Nerz: „Auf Bundesebene haben wir erste Gespräche im Bundesvorstand geführt. Auch die Landesverbände wurden aufgefordert, ihre Sichtweise zum Wahlkampf darzustellen. Ende Januar oder Anfang Februar werden wir eine Konferenz haben, auf der wir über die Strategie für die Bundestagswahl reden.“

Wie könnte die aussehen?

Nerz: „Wir werden voraussichtlich darauf setzen, dass wir die einzige echte Oppositionspartei sind, die in Deutschland verbleibt. Wir sehen wieder einen Lagerwahlkampf zwischen Schwarz-Gelb und Rot-Grün. Da erwarten wir, dass sich beide Lager deswegen zu sehr annähern müssen. Uns lässt das den Platz, dass wir aufzeigen, welche Alternativen es wirklich gibt.“

Und die Linke?

Nerz: „Die Linke versteift sich auf eine Fundamentalopposition, das funktioniert nicht.

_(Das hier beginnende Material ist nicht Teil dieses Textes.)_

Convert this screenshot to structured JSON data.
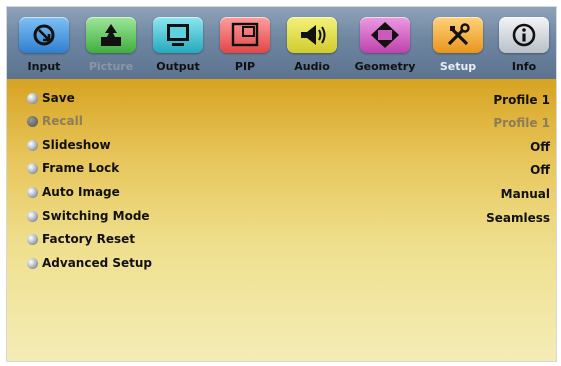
{
  "tabs": [
    {
      "label": "Input",
      "icon": "input-icon",
      "color": "#2f7fd0"
    },
    {
      "label": "Picture",
      "icon": "picture-icon",
      "color": "#43b843"
    },
    {
      "label": "Output",
      "icon": "output-icon",
      "color": "#2fb7c8"
    },
    {
      "label": "PIP",
      "icon": "pip-icon",
      "color": "#e74c4c"
    },
    {
      "label": "Audio",
      "icon": "audio-icon",
      "color": "#d7d63a"
    },
    {
      "label": "Geometry",
      "icon": "geometry-icon",
      "color": "#c64bb6"
    },
    {
      "label": "Setup",
      "icon": "setup-icon",
      "color": "#e99a1b"
    },
    {
      "label": "Info",
      "icon": "info-icon",
      "color": "#cfd4da"
    }
  ],
  "menu": [
    {
      "label": "Save",
      "value": "Profile 1"
    },
    {
      "label": "Recall",
      "value": "Profile 1"
    },
    {
      "label": "Slideshow",
      "value": "Off"
    },
    {
      "label": "Frame Lock",
      "value": "Off"
    },
    {
      "label": "Auto Image",
      "value": "Manual"
    },
    {
      "label": "Switching Mode",
      "value": "Seamless"
    },
    {
      "label": "Factory Reset",
      "value": ""
    },
    {
      "label": "Advanced Setup",
      "value": ""
    }
  ]
}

Auch wenn ich etwas ablehne, kann ich immer noch versuchen, das in eine bestimmte Richtung zu lenken, das macht die Linke zu wenig. Wir müssen anfangen, ganz grundsätzliche strukturelle Fragen in der Politik zu stellen, etwa zum Verhältnis zwischen Exekutive und Legislative. Die Regierung hat viel zu viel Einfluss auf die gesetzgeberische Arbeit.“

Wie geht es nach dem Bochumer Parteitag weiter?

Nerz: „Nach dem Bundesparteitag werden wir zeigen, dass die Piratenpartei weiter inhaltlich arbeiten kann. Danach haben wir die Niedersachsen-Wahl, die uns Auftrieb geben wird. Ich gehe davon aus, dass die Piraten in den Landtag gewählt werden. Wenn nicht, wird uns das einen zusätzlichen Motivationsschub geben. Danach beginnt der Bundestagswahlkampf. In vielen Gesprächen mit den Bürgern werden wir unser Programm darstellen.

Kommen die Piraten in den Bundestag, werden Sie MdB in Berlin?